El doble rasero de Occidente ante Gaza

 

El conflicto entre Israel y el grupo palestino Hamás, dejó al descubierto que las varas con las que los países occidentales miden los conflictos en Oriente Medio y en Ucrania no son las mismas, coincidieron especialistas consultados por Sputnik.

Este 22 de noviembre, el presidente de Rusia, Vladímir Putin, se preguntó por qué los líderes mundiales «no están conmocionados» con las palabras del secretario general de la ONU, Antonio Guterres, sobre que Gaza “es un enorme cementerio infantil”, al responder a los cuestionamientos de líderes de G20 que se declararon consternados por las acciones de Rusia en Ucrania.

«Entiendo que esto es la guerra, la pérdida de vidas no puede dejar de ser impactante. Y el sangriento golpe de Estado en Ucrania en 2014, seguido de la guerra del régimen de Kiev contra su propio pueblo en Donbás, ¿no es chocante? Y el exterminio de civiles en Palestina, en la Franja de Gaza, ¿no es chocante hoy en día?», expresó Putin en la cumbre virtual del G20.

Para el doctor Humberto Morales, académico de la Universidad Autónoma de Puebla y especialista en las relaciones Rusia-México, en el conflicto palestino-israelí hay una violación clara del derecho internacional por parte de Israel.

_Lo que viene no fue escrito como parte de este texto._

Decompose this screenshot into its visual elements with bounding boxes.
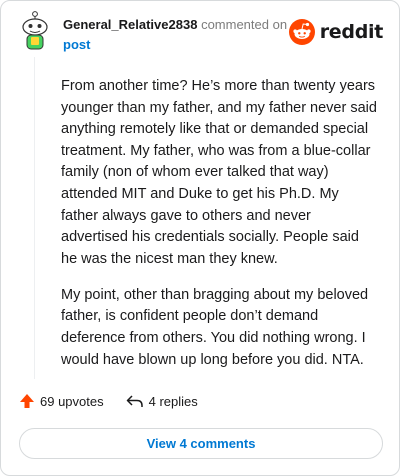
replies-count: 4 replies xyxy=(148,393,198,409)
comment-card: General_Relative2838 commented on post r… xyxy=(0,0,400,476)
upvotes-count: 69 upvotes xyxy=(40,393,104,409)
snoo-avatar-icon xyxy=(22,11,48,50)
view-comments-button[interactable]: View 4 comments xyxy=(19,428,383,459)
comment-paragraph: From another time? He’s more than twenty… xyxy=(61,78,377,267)
commented-on-label: commented on xyxy=(201,17,288,32)
reddit-wordmark: reddit xyxy=(319,21,384,43)
thread-line xyxy=(34,57,35,379)
reddit-logo-icon xyxy=(288,19,315,45)
reddit-brand[interactable]: reddit xyxy=(288,19,384,45)
reply-arrow-icon xyxy=(126,395,143,407)
username[interactable]: General_Relative2838 xyxy=(63,17,197,32)
upvotes-stat[interactable]: 69 upvotes xyxy=(19,393,104,409)
comment-body: From another time? He’s more than twenty… xyxy=(61,76,379,386)
comment-footer: 69 upvotes 4 replies xyxy=(19,393,220,409)
comment-paragraph: My point, other than bragging about my b… xyxy=(61,286,369,368)
comment-header: General_Relative2838 commented on post xyxy=(63,15,303,55)
post-link[interactable]: post xyxy=(63,35,303,55)
upvote-arrow-icon xyxy=(20,394,34,408)
replies-stat[interactable]: 4 replies xyxy=(126,393,198,409)
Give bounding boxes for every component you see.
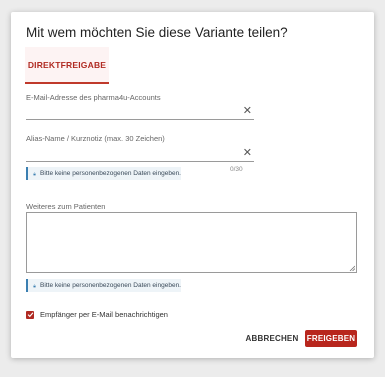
dialog-title: Mit wem möchten Sie diese Variante teile… (26, 25, 288, 40)
privacy-hint-text: Bitte keine personenbezogenen Daten eing… (40, 170, 181, 177)
email-field[interactable] (26, 107, 236, 121)
patient-textarea-wrapper (26, 212, 357, 273)
privacy-hint-text-2: Bitte keine personenbezogenen Daten eing… (40, 282, 181, 289)
cancel-button[interactable]: ABBRECHEN (245, 330, 299, 347)
patient-label: Weiteres zum Patienten (26, 202, 106, 211)
share-dialog: Mit wem möchten Sie diese Variante teile… (11, 12, 374, 358)
email-field-wrapper: ✕ (26, 104, 254, 121)
tab-label: DIREKTFREIGABE (27, 59, 107, 70)
lock-icon (33, 284, 36, 287)
clear-alias-icon[interactable]: ✕ (243, 146, 252, 160)
alias-field[interactable] (26, 149, 236, 163)
notify-checkbox[interactable] (26, 310, 34, 319)
share-button[interactable]: FREIGEBEN (305, 330, 357, 347)
patient-textarea[interactable] (27, 213, 356, 272)
resize-handle-icon[interactable] (349, 265, 355, 271)
tab-direktfreigabe[interactable]: DIREKTFREIGABE (25, 47, 109, 84)
alias-field-wrapper: ✕ (26, 146, 254, 163)
notify-option[interactable]: Empfänger per E-Mail benachrichtigen (26, 310, 168, 319)
lock-icon (33, 172, 36, 175)
alias-counter: 0/30 (230, 166, 243, 173)
checkmark-icon (27, 312, 33, 318)
privacy-hint-2: Bitte keine personenbezogenen Daten eing… (26, 279, 181, 292)
alias-label: Alias-Name / Kurznotiz (max. 30 Zeichen) (26, 134, 165, 143)
email-label: E-Mail-Adresse des pharma4u-Accounts (26, 93, 161, 102)
notify-label: Empfänger per E-Mail benachrichtigen (40, 310, 168, 319)
privacy-hint: Bitte keine personenbezogenen Daten eing… (26, 167, 181, 180)
clear-email-icon[interactable]: ✕ (243, 104, 252, 118)
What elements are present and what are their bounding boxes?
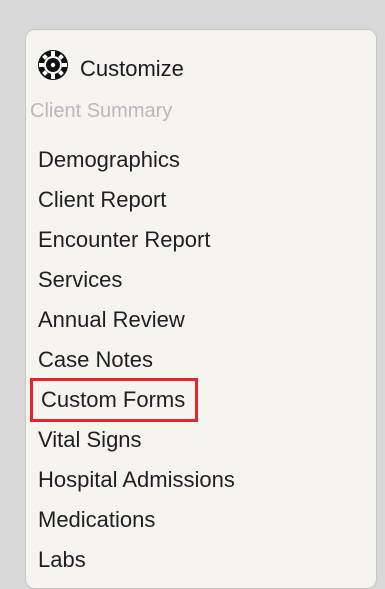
menu-item-client-report[interactable]: Client Report bbox=[38, 180, 235, 220]
menu-item-encounter-report[interactable]: Encounter Report bbox=[38, 220, 235, 260]
client-summary-menu: Demographics Client Report Encounter Rep… bbox=[30, 140, 235, 580]
menu-item-hospital-admissions[interactable]: Hospital Admissions bbox=[38, 460, 235, 500]
customize-panel: Customize Client Summary Demographics Cl… bbox=[25, 29, 377, 589]
menu-item-annual-review[interactable]: Annual Review bbox=[38, 300, 235, 340]
customize-label: Customize bbox=[80, 56, 184, 81]
client-summary-label: Client Summary bbox=[30, 100, 173, 122]
customize-header[interactable]: Customize bbox=[36, 48, 184, 82]
menu-item-demographics[interactable]: Demographics bbox=[38, 140, 235, 180]
gear-icon[interactable] bbox=[36, 48, 70, 82]
menu-item-medications[interactable]: Medications bbox=[38, 500, 235, 540]
menu-item-vital-signs[interactable]: Vital Signs bbox=[38, 420, 235, 460]
menu-item-custom-forms[interactable]: Custom Forms bbox=[30, 378, 199, 422]
menu-item-services[interactable]: Services bbox=[38, 260, 235, 300]
menu-item-case-notes[interactable]: Case Notes bbox=[38, 340, 235, 380]
menu-item-labs[interactable]: Labs bbox=[38, 540, 235, 580]
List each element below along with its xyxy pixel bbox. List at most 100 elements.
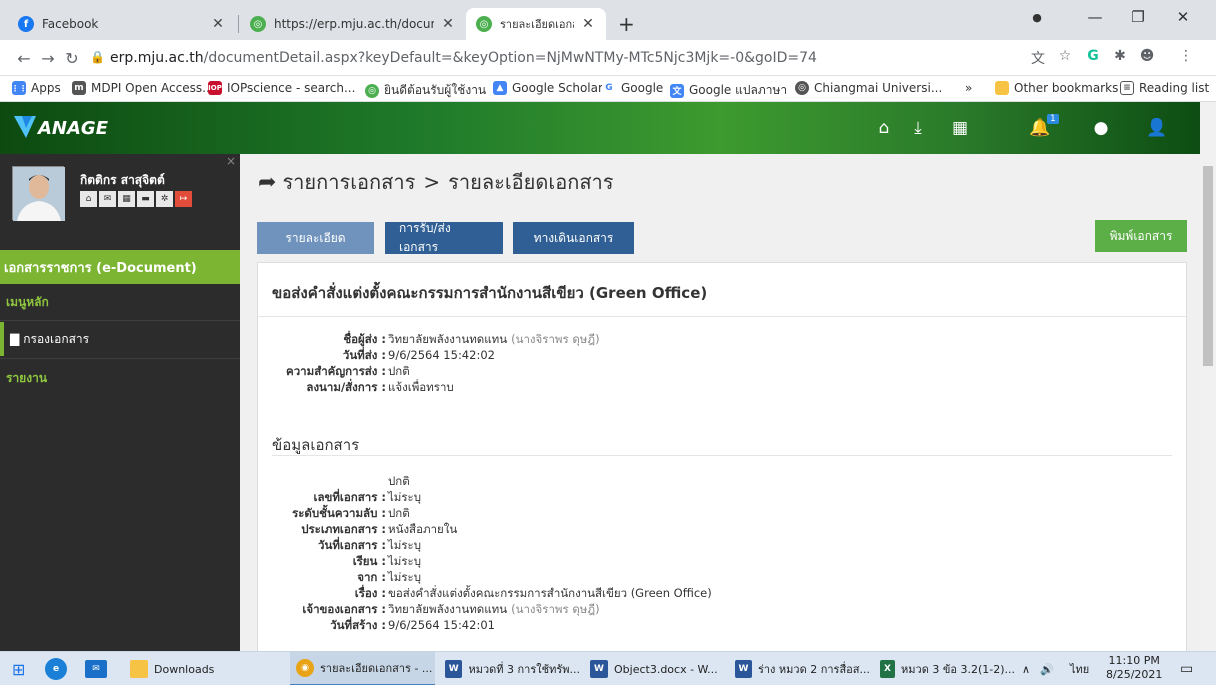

«No se puede negar que el origen de Gaza es un ataque terrorista de Hamás hacia el Estado de Israel, pero este ataque terrorista provocó una invasión territorial y una situación de muertes de civiles inaceptable desde la lógica de las Naciones Unidas, a diferencia del modelo de la operación militar en Ucrania, donde se ha cuidado que las bajas sean estrictamente militares y lo menos posible civiles», afirma Morales en entrevista con Sputnik.

Occidente y su «moral desorientada»

En ese sentido, dice, «ha habido una especie de anatema de Occidente hacia Rusia» porque, cuando comenzó la crisis ucraniana en febrero de 2022, se acusó injustamente a Moscú de grandes agresiones contra la población civil, cuando en realidad no fue así y no puede compararse con lo que Tel Aviv hizo «de manera deliberada» en el enclave palestino, donde han muerto más de 14 mil personas a causa de las hostilidades entre las tropas del país hebreo y Hamás, según los últimos datos oficiales disponibles.

A pesar de la tragedia, Estados Unidos y algunos países occidentales han hecho caso omiso o han sido ambiguos en sus posturas sobre la crisis en Gaza, considera el maestro Carlos Manuel López Alvarado, experto en Relaciones Internacionales de la UNAM.

«Su moral está desorientada, es una moral construida, una moral política, una moral a conveniencia; no tendría que ser a conveniencia la muerte de niños», señala.

Y añade: «Esta moral ficticia, esta moral construida, esta moral chueca responde a intereses políticos, y por supuesto van a dejar que el conflicto continúe a pesar de que ya se habló un alto al fuego, pero tenemos que entender que el conflicto ha estado presente desde 1947». Según López Alvarado, lo que se está jugando Washington en el conflicto en Oriente Medio es su proyecto civilizatorio.

«Estados Unidos observa cómo está siendo desafiada su hegemonía (…), se siente amenazado Occidente, y entonces se moviliza la maquinaria propagandística total, la maquinaria política y diplomática para medir, para hablar de diferentes maneras sobre estos conflictos», dijo el académico de la UNAM.

Guerra energética

Para el doctor Morales, detrás de la postura de Occidente yace una batalla por asegurar el suministro de energéticos y de alimentos a Europa y un intento por hacer que no dependan de Rusia.

«Estados Unidos ha tratado siempre de controlar la influencia de Rusia a través de Irán y de Siria en Oriente Medio, porque son territorios donde no hay que olvidar que se juega el futuro energético de Europa y de Oriente Medio; es decir, Israel necesita tener control del gas que se encuentra en la zona de Gaza porque es el energético que puede garantizar la supervivencia en autonomía energética de Europa y en Oriente Medio respecto al gas ruso», explicó el académico de la UAP.

También, señaló el especialista, se intenta controlar territorios clave para el traslado de alimentos y materias primas que Moscú ha estado recientemente moviendo hacia África, pero que anteriormente se movían hacia Europa.

Eso es una guerra de alimentos, es una guerra energética y los norteamericanos tratan de no hacer depender a Europa y a Israel del mercado energético ruso», indica el experto. Sin embargo, señala Morales, Estados Unidos está en una posición muy delicada porque tienen que justificar las acciones de sus aliados, aunque estos violen el derecho internacional humanitario, como el caso de Israel.